Aras çaresizlik dolu bir sessizliğe gömülürken içimden üzerine atlayıp ağzını burnunu dağıtmak geliyor. Bana doğru bir adım attığında yüzümde tiksinir gibi bir ifadeyle geri adım atıyorum. "Sakin bir yere gidip konuşalım, Melek." diyor ısrarcı bir tavırla. "Hepsini anlatacağım sana."
"Neyi anlatacaksın ya?!" diye bağırıyorum bu kez. "Yaptığın iğrençlikleri dinlemek istediğimi de nereden çıkardın?!"
Kaşları hafifçe çatılıyor. Yüz ifadesinden dilinin ucuna kadar gelen bir lafı geri gönderdiğini görebiliyorum. Nasıl bu kadar aptal olabildim ki? Oysa bahçede Cavit ve Alp'le konuşmasına kulak misafiri olduğumda şüphelenmem gerekiyordu. Orada duyduklarım Aslı'nın deyimiyle matkap tayfaya özgü bir bilgisayar muhabbeti değildi elbette.

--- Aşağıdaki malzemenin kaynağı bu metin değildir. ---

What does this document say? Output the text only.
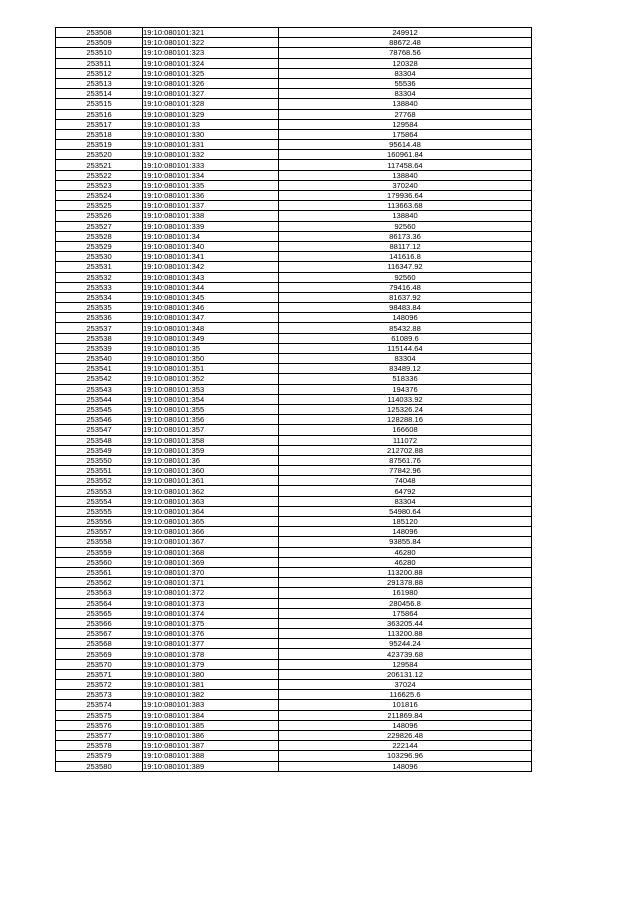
253508	19:10:080101:321	249912
253509	19:10:080101:322	88672.48
253510	19:10:080101:323	78768.56
253511	19:10:080101:324	120328
253512	19:10:080101:325	83304
253513	19:10:080101:326	55536
253514	19:10:080101:327	83304
253515	19:10:080101:328	138840
253516	19:10:080101:329	27768
253517	19:10:080101:33	129584
253518	19:10:080101:330	175864
253519	19:10:080101:331	95614.48
253520	19:10:080101:332	160961.84
253521	19:10:080101:333	117458.64
253522	19:10:080101:334	138840
253523	19:10:080101:335	370240
253524	19:10:080101:336	179936.64
253525	19:10:080101:337	113663.68
253526	19:10:080101:338	138840
253527	19:10:080101:339	92560
253528	19:10:080101:34	86173.36
253529	19:10:080101:340	88117.12
253530	19:10:080101:341	141616.8
253531	19:10:080101:342	116347.92
253532	19:10:080101:343	92560
253533	19:10:080101:344	79416.48
253534	19:10:080101:345	81637.92
253535	19:10:080101:346	98483.84
253536	19:10:080101:347	148096
253537	19:10:080101:348	85432.88
253538	19:10:080101:349	61089.6
253539	19:10:080101:35	115144.64
253540	19:10:080101:350	83304
253541	19:10:080101:351	83489.12
253542	19:10:080101:352	518336
253543	19:10:080101:353	194376
253544	19:10:080101:354	114033.92
253545	19:10:080101:355	125326.24
253546	19:10:080101:356	128288.16
253547	19:10:080101:357	166608
253548	19:10:080101:358	111072
253549	19:10:080101:359	212702.88
253550	19:10:080101:36	87561.76
253551	19:10:080101:360	77842.96
253552	19:10:080101:361	74048
253553	19:10:080101:362	64792
253554	19:10:080101:363	83304
253555	19:10:080101:364	54980.64
253556	19:10:080101:365	185120
253557	19:10:080101:366	148096
253558	19:10:080101:367	93855.84
253559	19:10:080101:368	46280
253560	19:10:080101:369	46280
253561	19:10:080101:370	113200.88
253562	19:10:080101:371	291378.88
253563	19:10:080101:372	161980
253564	19:10:080101:373	280456.8
253565	19:10:080101:374	175864
253566	19:10:080101:375	363205.44
253567	19:10:080101:376	113200.88
253568	19:10:080101:377	95244.24
253569	19:10:080101:378	423739.68
253570	19:10:080101:379	129584
253571	19:10:080101:380	206131.12
253572	19:10:080101:381	37024
253573	19:10:080101:382	116625.6
253574	19:10:080101:383	101816
253575	19:10:080101:384	211869.84
253576	19:10:080101:385	148096
253577	19:10:080101:386	229826.48
253578	19:10:080101:387	222144
253579	19:10:080101:388	103296.96
253580	19:10:080101:389	148096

Matkap tayfa... Bu ismin anlamını sorduğumda Aslı'nın nasıl bocaladığını hatırlayınca zihnimde bazı taşların yerine oturduğunu hissediyorum. Öfkem öyle bir boyuta ulaşıyor ki, ellerim demirden bir yumruk halini alıyor. İşte ancak o zaman kolyemi hala avucumda tuttuğumu fark edebiliyorum. Bu farkındalıkla birlikte Begüm'ün aşağılayıcı sözleri zihnimin duvarlarında yankılanıyor yeniden.
"Kolyesine kola dökülünce nasıl paniklediğini gördün, değil mi? Safirin kararacağını sanıyordu, zavallıcık."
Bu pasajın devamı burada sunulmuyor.